Se réapproprier la fête des mères

Ce weekend c’est la fête des mères.. Et contrairement à la légende urbaine, elle n’a pas été inventée par le Maréchal Pétain car elle est dans notre calendrier depuis les années 1920. Pour le reste la fête des mères est bel et bien une fête consumériste quand elle n’est pas encore l’occasion de propagandes natalistes.

Aujourd’hui dans tous les pays où le taux de natalité décroît, on entend les gouvernements en appeler à faire des bébés pour éviter une faillite de l’économie redoutée. En France, le Rassemblement National y va franco et y ajoute du nationalisme: « mieux vaut fabriquer des travailleurs français que les importer » assumaient-ils il y a quelques semaines. La Fête des Mères serait-elle immanquablement utilisée contre les droits des femmes?

La fête des mères, on devrait se la réapproprier

En France justement, un appel à repenser la fête des mères en journée de lutte pour les droits des mères et des personnes issues de minorité de genre a été publié sur Mediapart à l’initiative de Johanna-Soraya Benamrouche, Mounia El-kotni et Eva Luna Tholance.
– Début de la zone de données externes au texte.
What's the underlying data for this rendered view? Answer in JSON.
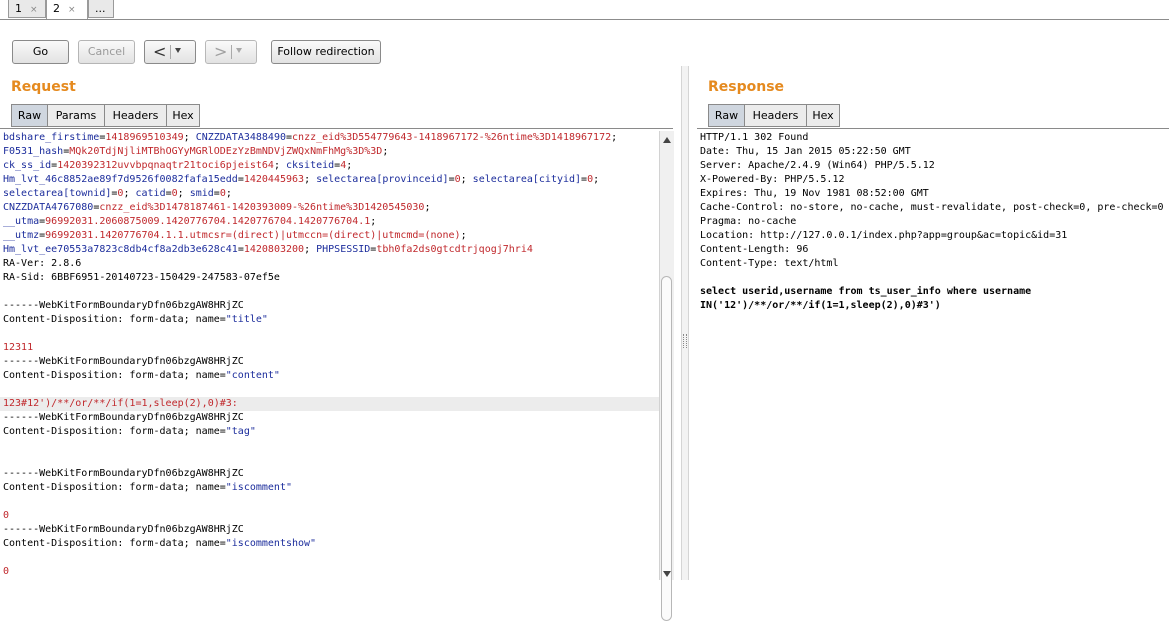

Elles se sont inspirées du collectif de femmes noires Sister Song aux Etats Unis qui travaille cette question depuis les années 80. Elles lient les droits des femmes, les droits sexuels et reproductifs et la justice sociale dans un concept appelé la justice reproductive. Elles défendent ainsi le droit de ne pas avoir d’enfant ou le droit à avoir des enfants et à les élever dans un environnement sain et durable.
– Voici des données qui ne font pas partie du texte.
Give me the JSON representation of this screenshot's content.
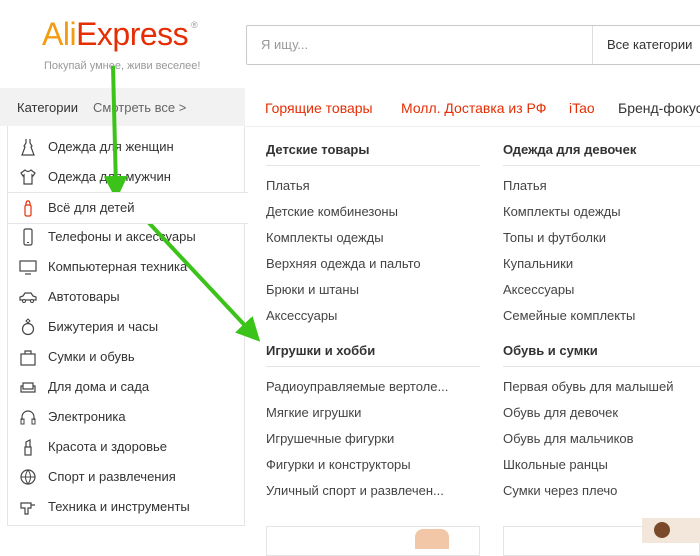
{
  "header": {
    "logo_a": "Ali",
    "logo_b": "Express",
    "tagline": "Покупай умнее, живи веселее!",
    "search_placeholder": "Я ищу...",
    "search_category": "Все категории"
  },
  "sidebar": {
    "title": "Категории",
    "see_all": "Смотреть все >",
    "items": [
      {
        "label": "Одежда для женщин",
        "icon": "dress-icon"
      },
      {
        "label": "Одежда для мужчин",
        "icon": "shirt-icon"
      },
      {
        "label": "Всё для детей",
        "icon": "baby-bottle-icon"
      },
      {
        "label": "Телефоны и аксессуары",
        "icon": "phone-icon"
      },
      {
        "label": "Компьютерная техника",
        "icon": "monitor-icon"
      },
      {
        "label": "Автотовары",
        "icon": "car-icon"
      },
      {
        "label": "Бижутерия и часы",
        "icon": "ring-icon"
      },
      {
        "label": "Сумки и обувь",
        "icon": "bag-icon"
      },
      {
        "label": "Для дома и сада",
        "icon": "sofa-icon"
      },
      {
        "label": "Электроника",
        "icon": "headphones-icon"
      },
      {
        "label": "Красота и здоровье",
        "icon": "lipstick-icon"
      },
      {
        "label": "Спорт и развлечения",
        "icon": "ball-icon"
      },
      {
        "label": "Техника и инструменты",
        "icon": "drill-icon"
      }
    ]
  },
  "topnav": [
    "Горящие товары",
    "Молл. Доставка из РФ",
    "iTao",
    "Бренд-фокус"
  ],
  "columns": {
    "left": [
      {
        "title": "Детские товары",
        "items": [
          "Платья",
          "Детские комбинезоны",
          "Комплекты одежды",
          "Верхняя одежда и пальто",
          "Брюки и штаны",
          "Аксессуары"
        ]
      },
      {
        "title": "Игрушки и хобби",
        "items": [
          "Радиоуправляемые вертоле...",
          "Мягкие игрушки",
          "Игрушечные фигурки",
          "Фигурки и конструкторы",
          "Уличный спорт и развлечен..."
        ]
      }
    ],
    "right": [
      {
        "title": "Одежда для девочек",
        "items": [
          "Платья",
          "Комплекты одежды",
          "Топы и футболки",
          "Купальники",
          "Аксессуары",
          "Семейные комплекты"
        ]
      },
      {
        "title": "Обувь и сумки",
        "items": [
          "Первая обувь для малышей",
          "Обувь для девочек",
          "Обувь для мальчиков",
          "Школьные ранцы",
          "Сумки через плечо"
        ]
      }
    ]
  },
  "colors": {
    "accent": "#e62e04",
    "logo_orange": "#f39c12",
    "arrow": "#3cc31a"
  }
}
Politiser la question des mères, instaurer une journée de lutte pour leurs droits, c’est reconnaître que de nombreuses mères mènent des combats essentiels : les mères protectrices qui luttent contre les violences faites aux enfants, celles pour la qualité de l’enseignement, ou la PMA pour toutes ou encore les conditions d’accouchement.. Politiser cette question c’est reconnaître les efforts considérables qu’implique pour une femme d’avoir un enfant dans une société inégalitaire, et particulièrement celles qui sont déjà les plus exclues, les plus discriminées, ou les plus précaires. C’est reconnaître aussi que toutes les femmes ne seront pas mères mais que la société et particulièrement l’entreprise nous en fait toutes payer le prix.

Car il y a un prix même économique au fait d’être mère…

C’est en ce sens que la Fondation des Femmes publie ce matin un rapport intitulé ”le coût d’être mère”. Les chercheuses de l’observatoire de l’émancipation économique des femmes Lucile Quillet et Lucile Peytavin font le calcul.

Dans les couples hétéro, on fait un enfant à deux mais la maternité pèse de manière disproportionnée sur les revenus des femmes. De la grossesse à la retraite, l’addition est salée, qu’on soit en couple, seule, et particulièrement si on est séparée…il ne faut pas s’étonner si elles sont si nombreuses les femmes cheffes de famille monoparentale à vivre sous le seuil de pauvreté. Faute de place en crèche 160 000 parents principalement des mères, s’arrêtent de travailler. Ce prix économique n’est en revanche jamais compensé et rarement redistribué.

Il est donc temps d’en parler et de considérer différemment les mamans.